Non-fraudulent misrepresentation can take one of two forms: innocent misrepresentation or negligent misrepresentation. Negligent misrepresentation is considered in the eyes of the law to contain the same level of culpability as fraudulent misrepresentation.
Misrepresentation that is negligent in nature is treated by the courts in the same way as a fraudulent misrepresentation. Negligent misrepresentation occurs when a party to a contract does not carry out a reasonable effort to ensure that their claims as the material information at the heart of the contract are true.
If one of the parties to the contract in question does not act with the professionalism that would reasonably be expected from an individual in that position, and the other party relies on that professionalism when entering into the contract, then negligent misrepresentation may be determined by the courts to have happened.

Fast Overview on Fraudulent Misrepresentation

Fast Overview on Fraudulent MisrepresentationFraudulent misrepresentation can be shown where the party engaging in fraud had knowledge that not sharing the information would compel action by the other party. The omission of material facts can only be considered a fraudulent misrepresentation if it was intentional and the information was known to the accused. 

Fraudulent misrepresentation by silence may result during a long contract negotiation if one of the parties to the contract withholds material information they learned during the negotiation process.

All You Need to Know About Reliance on Misrepresentation

All You Need to Know About Reliance on Misrepresentation

Fraud is voidable by the injured party. The justifiable reliance cannot be easily disproven and must constitute a claim that a reasonable person would believe. A promisee who entered into a contract with a car salesman that claimed that the car in the contract could go one hundred miles per gallon would not be able to claim justifiable reliance on the salesman’s claim because the claim is unjustifiable. 
The claim that a car is brand new, despite extensive and obvious damage to the car, would not be grounds for justifiable reliance by an individual claiming the salesman duped them.
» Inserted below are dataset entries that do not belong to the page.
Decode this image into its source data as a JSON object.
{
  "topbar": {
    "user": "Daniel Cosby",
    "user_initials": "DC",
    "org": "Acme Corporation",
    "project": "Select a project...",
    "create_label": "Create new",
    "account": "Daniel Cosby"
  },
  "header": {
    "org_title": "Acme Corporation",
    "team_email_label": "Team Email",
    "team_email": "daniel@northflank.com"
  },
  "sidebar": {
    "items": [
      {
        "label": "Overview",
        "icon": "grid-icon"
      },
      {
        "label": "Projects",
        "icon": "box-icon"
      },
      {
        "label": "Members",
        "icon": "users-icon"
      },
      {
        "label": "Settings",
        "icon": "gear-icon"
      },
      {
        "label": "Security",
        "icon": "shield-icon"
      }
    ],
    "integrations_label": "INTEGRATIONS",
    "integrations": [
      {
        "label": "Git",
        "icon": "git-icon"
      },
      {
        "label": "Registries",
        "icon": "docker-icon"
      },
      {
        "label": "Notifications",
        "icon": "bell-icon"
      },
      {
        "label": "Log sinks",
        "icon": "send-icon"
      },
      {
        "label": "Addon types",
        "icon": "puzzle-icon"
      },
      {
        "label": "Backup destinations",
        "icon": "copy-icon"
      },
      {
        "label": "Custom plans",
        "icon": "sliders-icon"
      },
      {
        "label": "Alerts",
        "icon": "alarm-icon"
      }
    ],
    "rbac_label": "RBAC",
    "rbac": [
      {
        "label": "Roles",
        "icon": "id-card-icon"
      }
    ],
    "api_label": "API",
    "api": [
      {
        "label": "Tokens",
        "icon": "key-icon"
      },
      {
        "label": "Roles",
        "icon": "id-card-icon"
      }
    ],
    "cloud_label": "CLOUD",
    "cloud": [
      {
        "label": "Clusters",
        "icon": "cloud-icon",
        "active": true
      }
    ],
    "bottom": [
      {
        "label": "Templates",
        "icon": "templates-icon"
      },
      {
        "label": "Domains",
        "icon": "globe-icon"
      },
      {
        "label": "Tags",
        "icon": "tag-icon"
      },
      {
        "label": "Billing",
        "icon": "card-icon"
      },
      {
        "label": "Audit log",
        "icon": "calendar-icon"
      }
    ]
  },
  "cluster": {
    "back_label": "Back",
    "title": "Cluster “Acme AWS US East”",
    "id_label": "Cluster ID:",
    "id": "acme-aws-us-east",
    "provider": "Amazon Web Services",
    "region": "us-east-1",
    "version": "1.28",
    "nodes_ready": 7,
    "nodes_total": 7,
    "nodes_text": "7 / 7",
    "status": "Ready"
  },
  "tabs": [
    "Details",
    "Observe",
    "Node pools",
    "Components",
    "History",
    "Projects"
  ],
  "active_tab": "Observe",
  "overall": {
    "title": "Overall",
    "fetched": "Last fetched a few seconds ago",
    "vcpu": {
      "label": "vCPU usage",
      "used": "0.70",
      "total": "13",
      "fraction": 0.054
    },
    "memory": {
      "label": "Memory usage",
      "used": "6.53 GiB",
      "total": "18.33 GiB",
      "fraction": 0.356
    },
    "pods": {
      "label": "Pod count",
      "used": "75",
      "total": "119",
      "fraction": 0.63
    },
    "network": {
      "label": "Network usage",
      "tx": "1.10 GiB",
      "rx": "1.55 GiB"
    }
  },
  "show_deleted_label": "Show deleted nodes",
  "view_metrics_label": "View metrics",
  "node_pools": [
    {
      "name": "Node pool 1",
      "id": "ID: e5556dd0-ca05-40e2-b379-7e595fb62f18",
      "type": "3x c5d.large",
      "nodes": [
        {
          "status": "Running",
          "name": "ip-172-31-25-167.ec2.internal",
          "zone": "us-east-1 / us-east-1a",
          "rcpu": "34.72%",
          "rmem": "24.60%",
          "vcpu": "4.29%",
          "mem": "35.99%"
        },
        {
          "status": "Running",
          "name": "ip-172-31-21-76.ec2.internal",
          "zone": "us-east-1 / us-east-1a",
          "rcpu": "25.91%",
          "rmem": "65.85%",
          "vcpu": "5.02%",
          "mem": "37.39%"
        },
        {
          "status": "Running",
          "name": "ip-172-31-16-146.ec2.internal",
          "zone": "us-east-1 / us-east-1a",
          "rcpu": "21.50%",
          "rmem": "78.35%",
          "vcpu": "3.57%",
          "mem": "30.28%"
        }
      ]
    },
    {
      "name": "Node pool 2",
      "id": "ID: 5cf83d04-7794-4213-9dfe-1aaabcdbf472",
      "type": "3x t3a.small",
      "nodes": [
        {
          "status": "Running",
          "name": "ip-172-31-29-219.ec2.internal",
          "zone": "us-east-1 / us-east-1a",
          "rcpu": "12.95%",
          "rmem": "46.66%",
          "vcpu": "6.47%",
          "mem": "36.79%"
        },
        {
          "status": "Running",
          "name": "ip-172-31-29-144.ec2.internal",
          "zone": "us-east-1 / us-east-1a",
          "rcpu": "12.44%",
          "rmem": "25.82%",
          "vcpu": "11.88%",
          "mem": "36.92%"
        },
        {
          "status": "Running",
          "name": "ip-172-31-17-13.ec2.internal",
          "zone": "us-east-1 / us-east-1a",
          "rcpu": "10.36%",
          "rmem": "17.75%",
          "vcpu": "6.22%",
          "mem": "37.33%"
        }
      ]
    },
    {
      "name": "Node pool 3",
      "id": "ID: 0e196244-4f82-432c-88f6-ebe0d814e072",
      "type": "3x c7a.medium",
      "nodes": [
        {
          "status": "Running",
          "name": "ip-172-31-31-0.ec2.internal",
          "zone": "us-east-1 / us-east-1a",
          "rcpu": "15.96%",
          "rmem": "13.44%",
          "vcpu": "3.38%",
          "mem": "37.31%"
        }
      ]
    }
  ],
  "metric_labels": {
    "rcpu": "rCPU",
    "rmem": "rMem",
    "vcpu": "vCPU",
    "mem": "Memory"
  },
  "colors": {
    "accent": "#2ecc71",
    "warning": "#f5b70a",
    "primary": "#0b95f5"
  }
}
Justifiable reliance only applies to instances where the injured party relied upon a claim that could not be easily disproved.
A person could claim justifiable reliance if they bought a car they believed was in perfect working order but upon driving the car home discovered extensive body damage, a faulty ignition system, failing brakes, or other serious defects in the car. In such a situation, the person may be able to claim that they were damaged by a justifiable reliance on the salesman’s claims.
The party claiming that they were induced to enter into a contract due to justifiable reliance on misrepresentations by the other party must be able to show that their reliance was not based on something that they could reasonably be expected to discover on their own.
 

What You Didn’t Know About Restraining Trade

What You Didn't Know About Restraining Trade

Contract laws generally prohibit contracts that restrain trade. Contracts restraining trade are defined as contracts that reduce the level of competition involved in the commercial exchange of goods or services. Contracts that restrain trade are considered a classification of contracts that are contrary to public policy.
These kinds of contracts are sometimes defined by contract laws as covenants not to compete and sometimes as non-competition contracts. Whichever they are known as, though, they are illegal and are thus considered unenforceable. 
Elements of contracts that restrain trade are generally permissible if they are limited in scope or duration. A contract is permissible if it compels a party to the contract to relinquish the right to make a particular thing, but not if it attempts to force one of the parties to the contract to not compete with the other in any way in the future.
Contracts are permitted to contain non-competition clauses if the clause exists in order to protect business secrets of the employer, or if the non-competition element of the contract seeks to limit a former employee from utilizing business contacts which are considered essential to the operations of the company with which the original contract was signed.